Dr. Ernest E. Just '07, who died last October, was one of Dartmouth's outstanding alumni. A Negro, he was undoubtedly one of the most distinguished of his race in the field of biology. Graduating magna cum laude, he was a member of Phi Beta Kappa, and received special honors in zoology and history. He went immediately into teaching at Howard University, and in 1909 took up graduate study at the Marine Biological Laboratory at Woods Hole, Massachusetts. In 1910 he became assistant professor of biology at Howard University, and later received a full professorship. In 1911-12 he served as research assistant to Dr. Frank R. Lillie. This experience turned him toward what became his special work in biology.

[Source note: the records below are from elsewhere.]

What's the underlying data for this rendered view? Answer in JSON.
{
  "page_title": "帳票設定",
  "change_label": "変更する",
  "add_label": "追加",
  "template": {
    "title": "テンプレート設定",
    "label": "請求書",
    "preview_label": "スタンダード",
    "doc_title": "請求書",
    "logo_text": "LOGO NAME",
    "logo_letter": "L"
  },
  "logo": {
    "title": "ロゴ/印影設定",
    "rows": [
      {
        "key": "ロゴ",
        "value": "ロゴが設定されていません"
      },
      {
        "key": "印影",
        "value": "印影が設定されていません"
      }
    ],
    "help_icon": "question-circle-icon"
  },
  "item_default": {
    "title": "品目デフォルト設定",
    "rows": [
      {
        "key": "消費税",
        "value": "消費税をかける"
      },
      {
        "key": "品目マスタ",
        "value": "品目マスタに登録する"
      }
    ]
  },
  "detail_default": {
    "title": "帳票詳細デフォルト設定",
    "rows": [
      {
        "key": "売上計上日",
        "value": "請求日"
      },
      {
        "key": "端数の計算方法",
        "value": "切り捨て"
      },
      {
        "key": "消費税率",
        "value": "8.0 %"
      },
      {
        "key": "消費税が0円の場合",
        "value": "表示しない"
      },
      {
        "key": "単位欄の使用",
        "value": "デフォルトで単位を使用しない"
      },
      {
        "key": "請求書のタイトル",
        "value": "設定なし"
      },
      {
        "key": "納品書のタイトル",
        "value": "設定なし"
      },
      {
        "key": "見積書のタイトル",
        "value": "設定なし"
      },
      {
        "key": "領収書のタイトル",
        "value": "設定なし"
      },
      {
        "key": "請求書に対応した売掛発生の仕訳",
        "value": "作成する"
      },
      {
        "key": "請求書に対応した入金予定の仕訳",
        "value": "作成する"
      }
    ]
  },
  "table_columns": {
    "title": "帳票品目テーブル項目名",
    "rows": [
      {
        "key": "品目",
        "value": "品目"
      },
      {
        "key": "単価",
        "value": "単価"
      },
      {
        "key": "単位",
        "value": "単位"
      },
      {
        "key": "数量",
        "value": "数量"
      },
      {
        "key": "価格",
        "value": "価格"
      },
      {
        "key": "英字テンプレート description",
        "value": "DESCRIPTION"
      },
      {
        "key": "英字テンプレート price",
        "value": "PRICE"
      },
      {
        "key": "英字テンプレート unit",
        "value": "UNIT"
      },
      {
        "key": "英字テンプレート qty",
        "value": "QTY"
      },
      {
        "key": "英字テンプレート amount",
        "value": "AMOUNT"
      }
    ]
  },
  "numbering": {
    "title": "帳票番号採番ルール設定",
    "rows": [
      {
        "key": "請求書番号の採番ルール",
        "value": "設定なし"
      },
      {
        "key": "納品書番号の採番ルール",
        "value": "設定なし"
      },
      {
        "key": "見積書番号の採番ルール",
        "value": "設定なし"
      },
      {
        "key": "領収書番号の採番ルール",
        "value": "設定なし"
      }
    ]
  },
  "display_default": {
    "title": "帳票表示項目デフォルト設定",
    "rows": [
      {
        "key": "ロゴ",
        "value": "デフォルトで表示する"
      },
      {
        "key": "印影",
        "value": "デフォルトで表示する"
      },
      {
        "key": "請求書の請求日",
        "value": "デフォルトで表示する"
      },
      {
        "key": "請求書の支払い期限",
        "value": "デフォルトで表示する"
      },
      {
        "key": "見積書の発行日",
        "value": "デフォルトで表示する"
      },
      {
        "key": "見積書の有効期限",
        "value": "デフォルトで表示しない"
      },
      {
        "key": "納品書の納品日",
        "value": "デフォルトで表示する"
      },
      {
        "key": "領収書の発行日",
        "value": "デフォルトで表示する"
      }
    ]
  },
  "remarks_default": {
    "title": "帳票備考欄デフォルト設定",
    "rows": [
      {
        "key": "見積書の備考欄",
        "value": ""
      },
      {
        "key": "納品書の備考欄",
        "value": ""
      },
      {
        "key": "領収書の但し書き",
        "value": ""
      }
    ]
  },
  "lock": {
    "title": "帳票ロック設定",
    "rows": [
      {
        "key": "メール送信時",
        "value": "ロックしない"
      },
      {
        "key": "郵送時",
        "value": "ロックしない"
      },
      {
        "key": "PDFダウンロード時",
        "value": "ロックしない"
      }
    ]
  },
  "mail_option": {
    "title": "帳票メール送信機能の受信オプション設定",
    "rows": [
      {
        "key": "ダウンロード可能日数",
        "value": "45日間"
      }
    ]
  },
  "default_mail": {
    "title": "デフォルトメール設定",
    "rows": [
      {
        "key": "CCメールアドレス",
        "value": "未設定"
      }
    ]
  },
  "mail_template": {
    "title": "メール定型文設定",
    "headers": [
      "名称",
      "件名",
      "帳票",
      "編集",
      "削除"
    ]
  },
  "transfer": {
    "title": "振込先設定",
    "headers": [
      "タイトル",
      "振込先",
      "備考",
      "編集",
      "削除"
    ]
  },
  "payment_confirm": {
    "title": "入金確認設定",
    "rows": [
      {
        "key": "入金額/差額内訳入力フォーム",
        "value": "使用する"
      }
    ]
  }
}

Professor Just took his Ph. D. degree In 1916 at the University of Chicago, also magna cum laude. Meanwhile, he had completed six papers, based upon his work during the summer months at Woods Hole, so that in 1915, in recognition of the excellence of his work, and his efforts toward the improvement of medical education at Howard and other Negro universities, the Spingarn Medal was first awarded to him. This honor is presented annually to "the man or woman of African descent who shall have made the highest achievement during the preceding year or years in any honorable field of human endeavor."
From 1907 to 1941 Just was a member of the Howard University staff, being made-head of the department of zoology in 1912, a post he held for 29 years. In the twenty-five years after 1912 he wrote about fifty papers dealing with his special work, and also made a number of theoretical contributions. In 1939 Dr. Just published two books, the first being "Basic Methods for Experiments in Eggs of Marine Animals," and the second, "The Biology of the Cell Surface."
As a consequence of his extreme skill in the field of biology, Dr. Just was very much in demand, especially among physiologists who needed advice and assistance to supplement their knowledge of physics and chemistry. His technical papers were characterized by an intimate and thorough knowledge of material, and the use of it to the highest advantage.
His scientific career was marked by a constant struggle for an opportunity for research. In Dr. Lillie's words, as published in the weekly journal, "Science" "He was condemned by race to remain attached to a Negro institution unfitted by means and tradition to give full opportunity to ambitions such as his.